The tag schema is defined as a JSON object. It is special in the sense that its contents are largely customized by the user. The formatting of the contents of the schema tag is important and follows strict rules. First, recall that the output schema is specified in the [labels] section of the configuration file opentabulate.conf. We might have something like

...
[labels]

geocoordinates = ('longitude', 'latitude')

facility = ('name',)

The tags in schema must either be a data attribute mapping tag

# example: "name": "Facility_Name"
"output_column" : "input_attribute"

or a group tag, with group name key and JSON object value, containing column names from that group

# example:
# "geocoordinates" : {
#     "longitude" : "LON",
#     "latitude" : "LAT"
# }
"group_name" : {
    "output_column" : "input_attribute",
    ...
}

The use of group tags are not necessary and do not change OpenTabulate’s output. They are primarily there for readability.

Additional features

Extracting information from data to be tabulated sometimes requires methods beyond simply mapping data attributes, such as regular expression filtering and entry concatenation. To incorporate such methods into OpenTabulate, special tags have been added or specific syntax for key values is taken into account. Below is a complete list of these features.

Concatenating entries

When writing schema tags, all data attribute mapping tags support having JSON lists of strings as a value instead of just a string. This has the effect of concatenating data entries. For example, if we have

"col": ["attr_1", "attr_2", "attr_3"],

OpenTabulate interprets this as “for each entity in the data, concatenate (separating by spaces) the contents of the attributes attr_1, attr_2, and attr_3 (in that order), and then proceed to process this and output to the column col.

Manually inject or fill data

Any data attribute tag in schema that contains the prefix force: in a string value is interpreted differently. Instead of searching for a data attribute in the input, the substring after the prefix is injected into the data entry for the corresponding output column. It can be used as a single value data filler. For example, if we have

"a" : "force:b"

then OpenTabulate’s output will have a column named a filled with the character b. One can do something more complicated in combination with entry concatenation:

"address" : ["STREET_ADDRESS", "CITY", "force:Canada"]

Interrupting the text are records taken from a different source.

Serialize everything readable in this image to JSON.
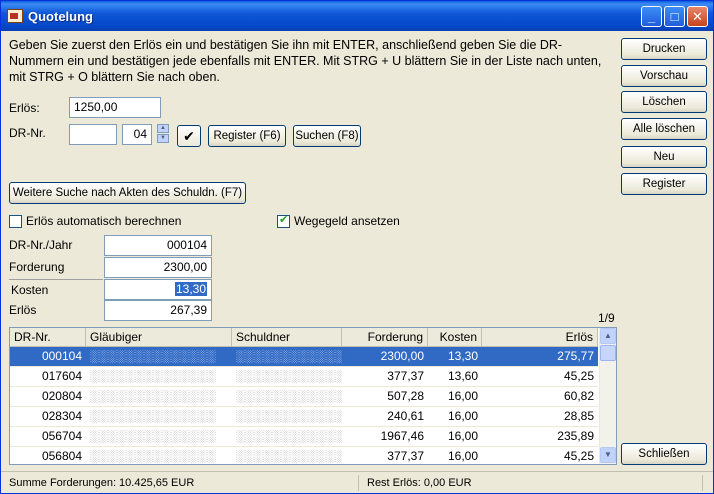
{
  "window": {
    "title": "Quotelung",
    "icon": "app-document-icon"
  },
  "intro": "Geben Sie zuerst den Erlös ein und bestätigen Sie ihn mit ENTER, anschließend geben Sie die DR-Nummern ein und bestätigen jede ebenfalls mit ENTER. Mit STRG + U blättern Sie in der Liste nach unten, mit STRG + O blättern Sie nach oben.",
  "form": {
    "erloes_label": "Erlös:",
    "erloes_value": "1250,00",
    "drnr_label": "DR-Nr.",
    "drnr_value": "",
    "drnr_year": "04",
    "register_btn": "Register (F6)",
    "suchen_btn": "Suchen (F8)",
    "weitere_suche_btn": "Weitere Suche nach Akten des Schuldn. (F7)",
    "auto_erloes_label": "Erlös automatisch berechnen",
    "auto_erloes_checked": false,
    "wegegeld_label": "Wegegeld ansetzen",
    "wegegeld_checked": true
  },
  "detail": {
    "drnr_jahr_label": "DR-Nr./Jahr",
    "drnr_jahr_value": "000104",
    "forderung_label": "Forderung",
    "forderung_value": "2300,00",
    "kosten_label": "Kosten",
    "kosten_value": "13,30",
    "erloes_label": "Erlös",
    "erloes_value": "267,39"
  },
  "page_indicator": "1/9",
  "grid": {
    "columns": [
      "DR-Nr.",
      "Gläubiger",
      "Schuldner",
      "Forderung",
      "Kosten",
      "Erlös"
    ],
    "rows": [
      {
        "drnr": "000104",
        "forderung": "2300,00",
        "kosten": "13,30",
        "erloes": "275,77",
        "selected": true
      },
      {
        "drnr": "017604",
        "forderung": "377,37",
        "kosten": "13,60",
        "erloes": "45,25",
        "selected": false
      },
      {
        "drnr": "020804",
        "forderung": "507,28",
        "kosten": "16,00",
        "erloes": "60,82",
        "selected": false
      },
      {
        "drnr": "028304",
        "forderung": "240,61",
        "kosten": "16,00",
        "erloes": "28,85",
        "selected": false
      },
      {
        "drnr": "056704",
        "forderung": "1967,46",
        "kosten": "16,00",
        "erloes": "235,89",
        "selected": false
      },
      {
        "drnr": "056804",
        "forderung": "377,37",
        "kosten": "16,00",
        "erloes": "45,25",
        "selected": false
      }
    ]
  },
  "sidebar": {
    "buttons": [
      "Drucken",
      "Vorschau",
      "Löschen",
      "Alle löschen",
      "Neu",
      "Register"
    ],
    "close_button": "Schließen"
  },
  "status": {
    "summe": "Summe Forderungen: 10.425,65 EUR",
    "rest": "Rest Erlös: 0,00 EUR"
  },
  "colors": {
    "titlebar": "#0a5ee0",
    "selection": "#316ac5",
    "face": "#ece9d8"
  }
}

This has the effect of taking every entity’s street address and city name, concatenating them and appending Canada at the end of the concatenated string. The string then undergoes further processing and is output to the address column.

Filtering with regular expressions

As perhaps seen earlier, source files support a filter tag in the first layer. filter contains tags whose values are strings forming regular expressions. Each key is an input data attribute to apply the regular expression to. A data entity is kept if and only if for every key k, the regular expression matches the entity’s data entry for the attribute k.

Debugging syntax errors

OpenTabulate checks the syntax of your source file and will warn you if something is off, but this validation does not cover all situations. Moreover, it cannot make sense of semantic errors in output until either during processing or when you inspect the output.

Try your best to adhere to the standards and conventions as shown in the documentation. If you discover any bugs or have any further questions, please post an issue in our GitHub repository.